The Humanitarian Coordinator for Mozambique, Myrta Kaulard, today called on the international community to scale up its support to Mozambique and help the country to protect those hardest-hit by multiple shocks, including the humanitarian consequences of COVID-19, as well as recurrent droughts, floods and the increasing violence in Cabo Delgado Province.

Ms. Kaulard presented on behalf of the United Nations and humanitarian partners two appeals that together seek more than US$103 million to support the Government-led response to provide life-saving assistance to more than 3.3 million people across the country.

The COVID-19 Flash Appeal focuses on the most immediate and critical needs of millions of people that will likely be affected by the pandemic. The $68.1 million needed for this appeal, included in the Global COVID-19 Humanitarian Response Plan, will be used to support public health responses and also provide humanitarian assistance and protection to vulnerable groups whose lives and livelihoods have been affected by the pandemic. 

It includes people living in poverty, people with disabilities, those living with HIV, the elderly, displaced population and people at-risk communities who were already struggling to recover from cyclones Idai and Kenneth that hit the country in 2019.

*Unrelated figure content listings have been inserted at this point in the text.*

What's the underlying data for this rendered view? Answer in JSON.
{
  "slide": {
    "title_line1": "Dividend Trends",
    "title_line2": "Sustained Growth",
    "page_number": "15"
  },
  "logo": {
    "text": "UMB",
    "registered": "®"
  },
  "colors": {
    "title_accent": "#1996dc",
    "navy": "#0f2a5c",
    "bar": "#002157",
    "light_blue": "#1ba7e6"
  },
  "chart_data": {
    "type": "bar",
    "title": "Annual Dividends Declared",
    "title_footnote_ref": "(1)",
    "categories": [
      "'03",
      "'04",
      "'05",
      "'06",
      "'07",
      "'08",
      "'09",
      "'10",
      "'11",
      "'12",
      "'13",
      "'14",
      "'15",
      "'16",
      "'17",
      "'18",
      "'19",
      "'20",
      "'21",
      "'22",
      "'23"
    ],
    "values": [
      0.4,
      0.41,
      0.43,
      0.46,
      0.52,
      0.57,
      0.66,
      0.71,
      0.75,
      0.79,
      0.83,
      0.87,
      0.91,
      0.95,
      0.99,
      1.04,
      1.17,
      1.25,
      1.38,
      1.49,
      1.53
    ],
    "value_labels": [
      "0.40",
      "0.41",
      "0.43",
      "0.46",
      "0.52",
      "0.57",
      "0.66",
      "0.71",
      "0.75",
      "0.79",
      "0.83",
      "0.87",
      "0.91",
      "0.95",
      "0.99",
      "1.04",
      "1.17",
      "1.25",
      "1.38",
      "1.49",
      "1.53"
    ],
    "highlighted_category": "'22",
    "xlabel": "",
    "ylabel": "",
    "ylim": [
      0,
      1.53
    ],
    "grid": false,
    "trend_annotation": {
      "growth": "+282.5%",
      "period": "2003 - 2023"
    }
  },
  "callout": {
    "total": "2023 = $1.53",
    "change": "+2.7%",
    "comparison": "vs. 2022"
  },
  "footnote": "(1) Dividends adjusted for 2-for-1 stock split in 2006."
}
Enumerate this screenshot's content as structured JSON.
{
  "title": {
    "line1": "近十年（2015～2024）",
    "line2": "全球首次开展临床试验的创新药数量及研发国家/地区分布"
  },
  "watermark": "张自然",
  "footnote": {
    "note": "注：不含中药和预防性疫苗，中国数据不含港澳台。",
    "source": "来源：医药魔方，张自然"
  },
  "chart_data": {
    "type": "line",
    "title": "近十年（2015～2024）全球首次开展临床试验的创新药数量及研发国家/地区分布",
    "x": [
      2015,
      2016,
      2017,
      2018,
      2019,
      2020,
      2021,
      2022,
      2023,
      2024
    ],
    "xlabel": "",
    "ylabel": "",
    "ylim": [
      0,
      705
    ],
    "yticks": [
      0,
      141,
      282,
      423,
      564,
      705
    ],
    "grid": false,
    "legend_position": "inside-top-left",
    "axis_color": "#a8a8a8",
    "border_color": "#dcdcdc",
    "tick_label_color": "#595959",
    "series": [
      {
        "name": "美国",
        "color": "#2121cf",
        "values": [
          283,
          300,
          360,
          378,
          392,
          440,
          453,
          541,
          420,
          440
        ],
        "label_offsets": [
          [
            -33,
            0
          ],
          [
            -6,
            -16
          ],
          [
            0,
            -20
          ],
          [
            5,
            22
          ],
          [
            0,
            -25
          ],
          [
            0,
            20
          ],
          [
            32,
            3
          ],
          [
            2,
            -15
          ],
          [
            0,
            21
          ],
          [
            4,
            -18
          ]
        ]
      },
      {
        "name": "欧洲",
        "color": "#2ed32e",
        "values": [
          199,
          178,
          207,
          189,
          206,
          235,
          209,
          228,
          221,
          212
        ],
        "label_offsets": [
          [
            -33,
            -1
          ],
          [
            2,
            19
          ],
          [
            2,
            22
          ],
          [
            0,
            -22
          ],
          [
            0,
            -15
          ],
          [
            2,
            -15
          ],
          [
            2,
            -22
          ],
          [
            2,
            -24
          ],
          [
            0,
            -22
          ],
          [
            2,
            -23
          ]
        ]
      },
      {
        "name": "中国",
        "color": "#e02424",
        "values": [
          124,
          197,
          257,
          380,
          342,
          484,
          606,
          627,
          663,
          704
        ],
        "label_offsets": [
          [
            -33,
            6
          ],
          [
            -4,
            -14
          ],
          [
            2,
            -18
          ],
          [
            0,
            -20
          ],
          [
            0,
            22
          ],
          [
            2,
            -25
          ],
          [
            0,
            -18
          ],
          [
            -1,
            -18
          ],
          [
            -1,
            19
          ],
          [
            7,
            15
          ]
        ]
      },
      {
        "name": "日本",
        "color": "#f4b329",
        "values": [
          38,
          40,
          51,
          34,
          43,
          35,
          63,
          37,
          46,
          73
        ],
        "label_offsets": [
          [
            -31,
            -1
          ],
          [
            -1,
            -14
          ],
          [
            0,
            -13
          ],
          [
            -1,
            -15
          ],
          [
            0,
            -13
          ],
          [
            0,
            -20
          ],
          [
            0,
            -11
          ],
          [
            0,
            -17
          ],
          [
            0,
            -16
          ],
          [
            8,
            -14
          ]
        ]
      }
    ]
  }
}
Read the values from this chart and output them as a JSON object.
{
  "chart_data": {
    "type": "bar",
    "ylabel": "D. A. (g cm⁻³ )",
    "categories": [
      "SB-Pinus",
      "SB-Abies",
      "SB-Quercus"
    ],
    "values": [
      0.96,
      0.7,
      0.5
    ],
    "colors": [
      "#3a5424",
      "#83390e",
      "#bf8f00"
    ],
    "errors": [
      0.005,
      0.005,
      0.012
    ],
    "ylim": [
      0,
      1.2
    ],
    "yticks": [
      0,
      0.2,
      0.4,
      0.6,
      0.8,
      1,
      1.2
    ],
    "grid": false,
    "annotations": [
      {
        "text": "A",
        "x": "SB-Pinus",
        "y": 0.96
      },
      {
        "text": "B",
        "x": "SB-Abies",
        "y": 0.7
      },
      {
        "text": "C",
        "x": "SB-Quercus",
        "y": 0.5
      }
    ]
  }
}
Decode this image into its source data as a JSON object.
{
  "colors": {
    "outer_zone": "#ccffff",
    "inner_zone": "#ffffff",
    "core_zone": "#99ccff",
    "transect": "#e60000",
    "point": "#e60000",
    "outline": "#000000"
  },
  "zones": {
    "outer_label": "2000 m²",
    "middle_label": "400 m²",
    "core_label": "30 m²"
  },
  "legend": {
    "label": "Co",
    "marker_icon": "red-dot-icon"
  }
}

The Rapid Response Plan for Cabo Delgado seeks $35.5 million and will prioritize the urgent needs of more than 350,000 people in the province, including more than 211,000 people who have been displaced by the increasing violence.

The wave of armed attacks in the region since October 2017 has escalated significantly since January 2020, leaving tens of thousands of people without adequate access to food, water, sanitation or any basic services.

The situation exacerbates an already fragile humanitarian situation, marked by recurrent climate shocks and high levels of underdevelopment. The displacement is also increasing protection concerns, especially for women, who are at higher risk of gender-based violence.